There was no independent confirmation of Abdullah's figures but reporters who visited Charikar and nearby villages which fell to the Taliban Monday said they were deserted.
``The future of these displaced is unknown. They are exposed to any type of disease and hunger,'' Abdullah said, accusing the Taliban of unspecified ``brutal acts'' in their advance.
His statement followed a warning by the London-based human rights group Amnesty International last week that thousands of civilians were at risk in the Taliban drive to crush Masood, their last major foe after three years of factional fighting.
It said: ``Taliban and the anti-Taliban forces have committed gross human rights abuses against civilians in the past. What guarantees are there they will spare civilians this time?''
Abdullah's appeal was issued as the Taliban pushed further into opposition territory and captured Gulbahar, Masood's second most important bastion after the Panjsher valley.
Afghan Islamic Press (AIP), an independent news agency, quoted Taliban Information Minister Mullah Amir Khan Muttaqi as saying the town was captured Monday evening.
Muttaqi said Gulbahar was the headquarters of Abdurrab Rasool Sayyaf, an top ally of Masood.
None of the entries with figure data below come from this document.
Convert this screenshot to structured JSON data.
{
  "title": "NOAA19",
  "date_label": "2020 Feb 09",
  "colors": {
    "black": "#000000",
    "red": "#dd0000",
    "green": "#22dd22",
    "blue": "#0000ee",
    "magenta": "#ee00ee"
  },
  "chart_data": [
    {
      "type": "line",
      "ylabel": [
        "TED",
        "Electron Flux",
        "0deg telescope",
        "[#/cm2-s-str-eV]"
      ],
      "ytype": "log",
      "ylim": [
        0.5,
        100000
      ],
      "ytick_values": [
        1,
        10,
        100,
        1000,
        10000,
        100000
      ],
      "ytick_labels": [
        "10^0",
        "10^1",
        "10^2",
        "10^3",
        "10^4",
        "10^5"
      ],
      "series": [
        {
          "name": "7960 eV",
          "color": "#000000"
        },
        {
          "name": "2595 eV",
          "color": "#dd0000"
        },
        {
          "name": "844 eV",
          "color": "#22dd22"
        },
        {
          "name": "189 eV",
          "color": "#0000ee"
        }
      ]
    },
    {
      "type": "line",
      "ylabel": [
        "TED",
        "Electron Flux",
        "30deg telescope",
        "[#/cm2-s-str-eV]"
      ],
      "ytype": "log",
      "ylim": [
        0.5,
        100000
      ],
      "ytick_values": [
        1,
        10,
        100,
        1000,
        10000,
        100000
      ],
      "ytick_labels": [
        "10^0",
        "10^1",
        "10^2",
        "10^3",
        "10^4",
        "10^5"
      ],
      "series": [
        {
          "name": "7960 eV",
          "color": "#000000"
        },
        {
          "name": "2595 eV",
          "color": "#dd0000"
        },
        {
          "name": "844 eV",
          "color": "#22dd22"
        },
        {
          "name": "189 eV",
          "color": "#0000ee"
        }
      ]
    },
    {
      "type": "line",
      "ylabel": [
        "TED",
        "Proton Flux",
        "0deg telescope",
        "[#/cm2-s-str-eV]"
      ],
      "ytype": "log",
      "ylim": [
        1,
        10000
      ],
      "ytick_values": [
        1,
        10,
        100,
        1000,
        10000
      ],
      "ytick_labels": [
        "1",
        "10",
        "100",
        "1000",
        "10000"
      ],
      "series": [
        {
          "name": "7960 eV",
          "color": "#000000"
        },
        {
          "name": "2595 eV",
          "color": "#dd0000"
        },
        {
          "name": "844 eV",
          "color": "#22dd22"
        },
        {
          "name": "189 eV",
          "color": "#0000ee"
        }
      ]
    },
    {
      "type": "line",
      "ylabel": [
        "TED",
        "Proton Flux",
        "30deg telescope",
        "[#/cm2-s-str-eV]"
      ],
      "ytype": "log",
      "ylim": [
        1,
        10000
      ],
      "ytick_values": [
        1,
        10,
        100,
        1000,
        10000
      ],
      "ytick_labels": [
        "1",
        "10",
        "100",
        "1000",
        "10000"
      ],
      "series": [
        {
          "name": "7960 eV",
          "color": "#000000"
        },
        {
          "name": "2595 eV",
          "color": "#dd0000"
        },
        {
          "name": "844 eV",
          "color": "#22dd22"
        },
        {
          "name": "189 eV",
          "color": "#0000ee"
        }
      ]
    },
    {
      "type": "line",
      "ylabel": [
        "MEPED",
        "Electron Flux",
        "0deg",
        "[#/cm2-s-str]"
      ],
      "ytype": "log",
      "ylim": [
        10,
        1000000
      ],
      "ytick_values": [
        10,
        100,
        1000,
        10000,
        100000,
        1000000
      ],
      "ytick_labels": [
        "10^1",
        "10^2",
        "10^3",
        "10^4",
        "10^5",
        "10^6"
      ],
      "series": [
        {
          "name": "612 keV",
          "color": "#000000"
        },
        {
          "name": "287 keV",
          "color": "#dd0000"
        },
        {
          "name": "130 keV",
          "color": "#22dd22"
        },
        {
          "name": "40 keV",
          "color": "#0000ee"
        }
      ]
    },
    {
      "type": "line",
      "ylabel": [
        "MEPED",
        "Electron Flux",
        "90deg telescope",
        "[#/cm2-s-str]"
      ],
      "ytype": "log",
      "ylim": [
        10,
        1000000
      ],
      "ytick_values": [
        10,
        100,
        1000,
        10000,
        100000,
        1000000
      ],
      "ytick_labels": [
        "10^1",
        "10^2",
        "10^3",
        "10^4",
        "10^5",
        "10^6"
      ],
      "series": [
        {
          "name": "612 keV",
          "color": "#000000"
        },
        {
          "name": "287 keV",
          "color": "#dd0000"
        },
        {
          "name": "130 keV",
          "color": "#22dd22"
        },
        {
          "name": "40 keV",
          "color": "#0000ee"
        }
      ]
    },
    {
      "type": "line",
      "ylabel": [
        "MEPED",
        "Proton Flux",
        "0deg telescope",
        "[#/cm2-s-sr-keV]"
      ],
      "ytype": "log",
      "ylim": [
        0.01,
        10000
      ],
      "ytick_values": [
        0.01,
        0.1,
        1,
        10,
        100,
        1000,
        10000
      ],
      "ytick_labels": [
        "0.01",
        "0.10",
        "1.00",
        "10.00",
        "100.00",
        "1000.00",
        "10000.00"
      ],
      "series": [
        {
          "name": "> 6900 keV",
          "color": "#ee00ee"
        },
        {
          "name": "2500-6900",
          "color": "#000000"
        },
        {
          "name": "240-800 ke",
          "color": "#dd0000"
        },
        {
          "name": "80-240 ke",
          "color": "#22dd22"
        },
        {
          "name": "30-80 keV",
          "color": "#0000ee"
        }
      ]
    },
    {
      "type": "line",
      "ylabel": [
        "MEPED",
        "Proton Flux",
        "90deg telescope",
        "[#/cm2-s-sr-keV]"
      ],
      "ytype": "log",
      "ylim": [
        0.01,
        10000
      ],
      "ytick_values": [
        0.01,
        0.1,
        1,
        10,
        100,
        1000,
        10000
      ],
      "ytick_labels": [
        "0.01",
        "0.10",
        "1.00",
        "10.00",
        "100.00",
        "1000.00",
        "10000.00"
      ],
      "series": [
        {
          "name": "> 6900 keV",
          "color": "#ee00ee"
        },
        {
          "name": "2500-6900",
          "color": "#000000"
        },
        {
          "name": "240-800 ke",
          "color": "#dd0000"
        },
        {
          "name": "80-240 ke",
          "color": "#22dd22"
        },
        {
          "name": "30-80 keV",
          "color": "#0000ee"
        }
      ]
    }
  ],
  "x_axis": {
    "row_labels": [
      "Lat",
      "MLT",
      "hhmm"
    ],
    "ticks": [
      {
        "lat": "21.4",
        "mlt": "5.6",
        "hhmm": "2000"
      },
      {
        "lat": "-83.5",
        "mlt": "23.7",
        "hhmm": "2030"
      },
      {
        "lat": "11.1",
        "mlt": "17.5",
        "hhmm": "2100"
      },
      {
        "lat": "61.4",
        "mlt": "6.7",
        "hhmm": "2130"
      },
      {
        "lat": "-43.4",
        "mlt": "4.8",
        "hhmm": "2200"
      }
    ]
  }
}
AIP said the Taliban had launched a clean-up operation in the area and the Taliban had extended its control more than 80 km (50 miles) north of Kabul to the edge of the Panjsher Valley.
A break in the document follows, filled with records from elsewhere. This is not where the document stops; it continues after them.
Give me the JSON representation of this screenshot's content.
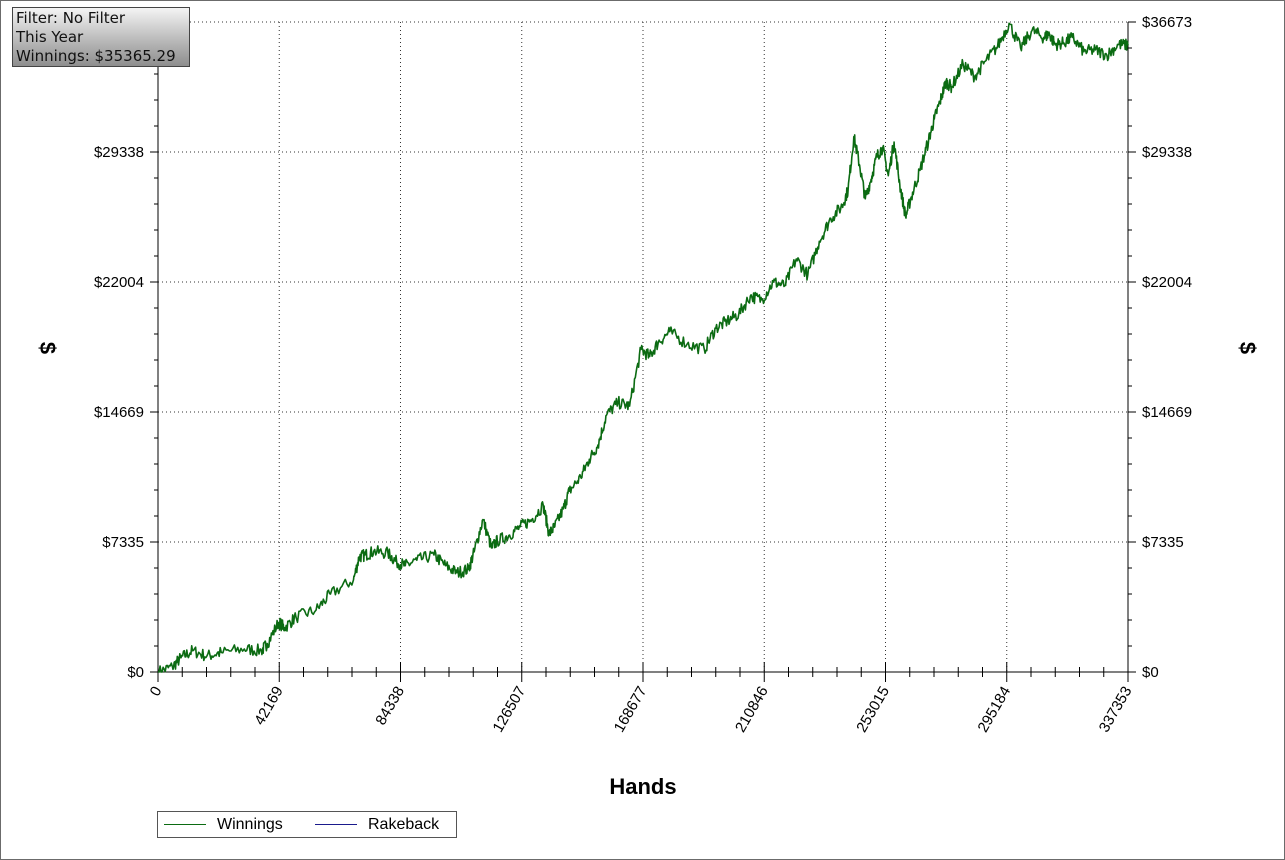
{
  "info": {
    "filter": "Filter: No Filter",
    "period": "This Year",
    "winnings": "Winnings: $35365.29"
  },
  "colors": {
    "winnings": "#0b6b12",
    "rakeback": "#1a1a8c",
    "grid": "#333333"
  },
  "chart_data": {
    "type": "line",
    "xlabel": "Hands",
    "ylabel": "$",
    "xlim": [
      0,
      337353
    ],
    "ylim": [
      0,
      36673
    ],
    "x_ticks": [
      "0",
      "42169",
      "84338",
      "126507",
      "168677",
      "210846",
      "253015",
      "295184",
      "337353"
    ],
    "y_ticks_left": [
      "$0",
      "$7335",
      "$14669",
      "$22004",
      "$29338"
    ],
    "y_ticks_right": [
      "$0",
      "$7335",
      "$14669",
      "$22004",
      "$29338",
      "$36673"
    ],
    "grid": true,
    "legend_position": "bottom-left",
    "series": [
      {
        "name": "Winnings",
        "x": [
          0,
          5000,
          8000,
          12000,
          17000,
          22000,
          30000,
          36000,
          38000,
          42000,
          44000,
          48000,
          55000,
          60000,
          68000,
          70000,
          72000,
          75000,
          80000,
          83000,
          86000,
          90000,
          96000,
          100000,
          104000,
          108000,
          110000,
          113000,
          116000,
          118000,
          122000,
          126000,
          130000,
          134000,
          136000,
          138000,
          141000,
          143000,
          147000,
          150000,
          153000,
          156000,
          160000,
          164000,
          168000,
          171000,
          174000,
          178000,
          184000,
          190000,
          194000,
          198000,
          202000,
          206000,
          210000,
          214000,
          218000,
          222000,
          226000,
          230000,
          234000,
          238000,
          240000,
          242000,
          244000,
          246000,
          248000,
          250000,
          252000,
          254000,
          256000,
          258000,
          260000,
          262000,
          265000,
          268000,
          270000,
          272000,
          274000,
          276000,
          280000,
          284000,
          288000,
          292000,
          296000,
          300000,
          304000,
          308000,
          310000,
          312000,
          315000,
          318000,
          322000,
          326000,
          330000,
          334000,
          337353
        ],
        "values": [
          0,
          300,
          800,
          1200,
          900,
          1100,
          1300,
          1200,
          1600,
          2800,
          2500,
          3100,
          3500,
          4400,
          5200,
          6500,
          6600,
          6800,
          6700,
          6200,
          6000,
          6300,
          6600,
          6000,
          5600,
          5800,
          6800,
          8600,
          7000,
          7400,
          7700,
          8200,
          8600,
          9400,
          7800,
          8200,
          9200,
          10200,
          11000,
          12000,
          12800,
          14500,
          15200,
          15000,
          18200,
          17800,
          18600,
          19200,
          18500,
          18200,
          19400,
          19800,
          20200,
          21200,
          21000,
          22000,
          21800,
          23300,
          22400,
          24300,
          25600,
          26300,
          27200,
          30200,
          28600,
          26700,
          27800,
          29100,
          29600,
          28000,
          29900,
          27500,
          25700,
          26800,
          28300,
          30000,
          31200,
          32200,
          33300,
          33000,
          34300,
          33600,
          34500,
          35300,
          36600,
          35200,
          36200,
          35800,
          36000,
          35400,
          35500,
          35800,
          35000,
          35100,
          34800,
          35400,
          35365
        ]
      },
      {
        "name": "Rakeback",
        "x": [],
        "values": []
      }
    ]
  }
}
It said that Taliban forces had occupied the town of Shir Khan Bandar on the border of Tajikistan, overcoming strong resistance from opposition forces.
AIP said after Taliban occupation of Shir Khan, fighting might intensify on the Kunduz, Takhar and Baghlan fronts, areas of northeastern Afghanistan where Masood has control.
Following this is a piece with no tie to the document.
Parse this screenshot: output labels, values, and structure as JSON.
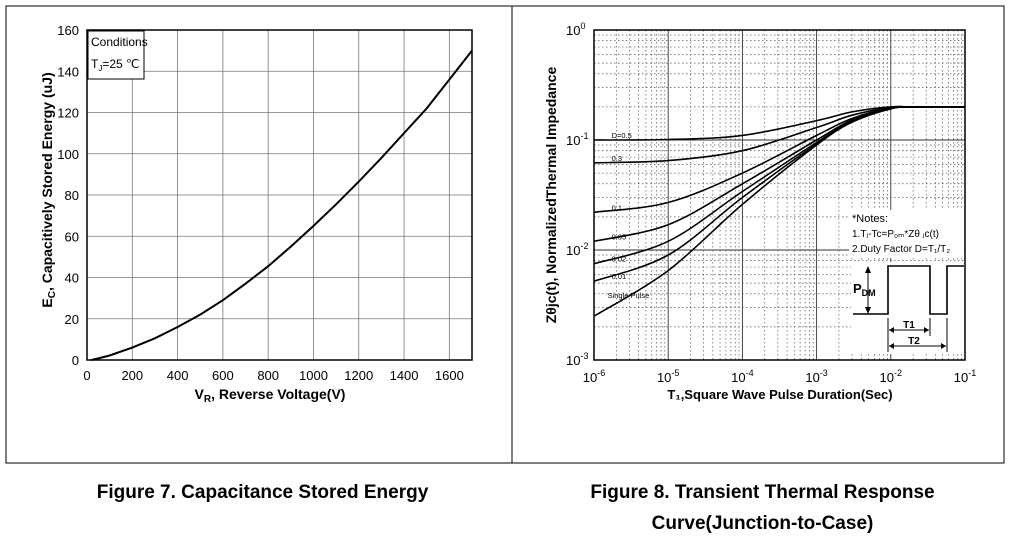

The fall of Charikar, 35 miles north of Kabul, gave the Taliban control of the Shomali region and pushed back front lines from Kabul which had allowed Masood to fire rockets on the capital for the past three years.
The end of the rocket attacks allowed the United Nations and International Committee of the Red Cross to resume aid flights to Kabul where they tend hundreds of thousands of people impoverished by a 20-year cycle of factional bloodshed.
The Taliban mounted the offensive days after the end of inconclusive U.N.-backed peace talks. The Taliban say Masood should surrender and join their administration but Masood wants an interim government grouping all factions and ethnic groups.
The Taliban want control of all of Afghanistan to back their claim as the legitimate government. Only Pakistan, Saudi Arabia and the United Arab Emirates now recognize the Taliban.
The international community has withheld recognition, preferring a broad-based government of all factions and ethnic groups to end the cycle of one group dominating the other.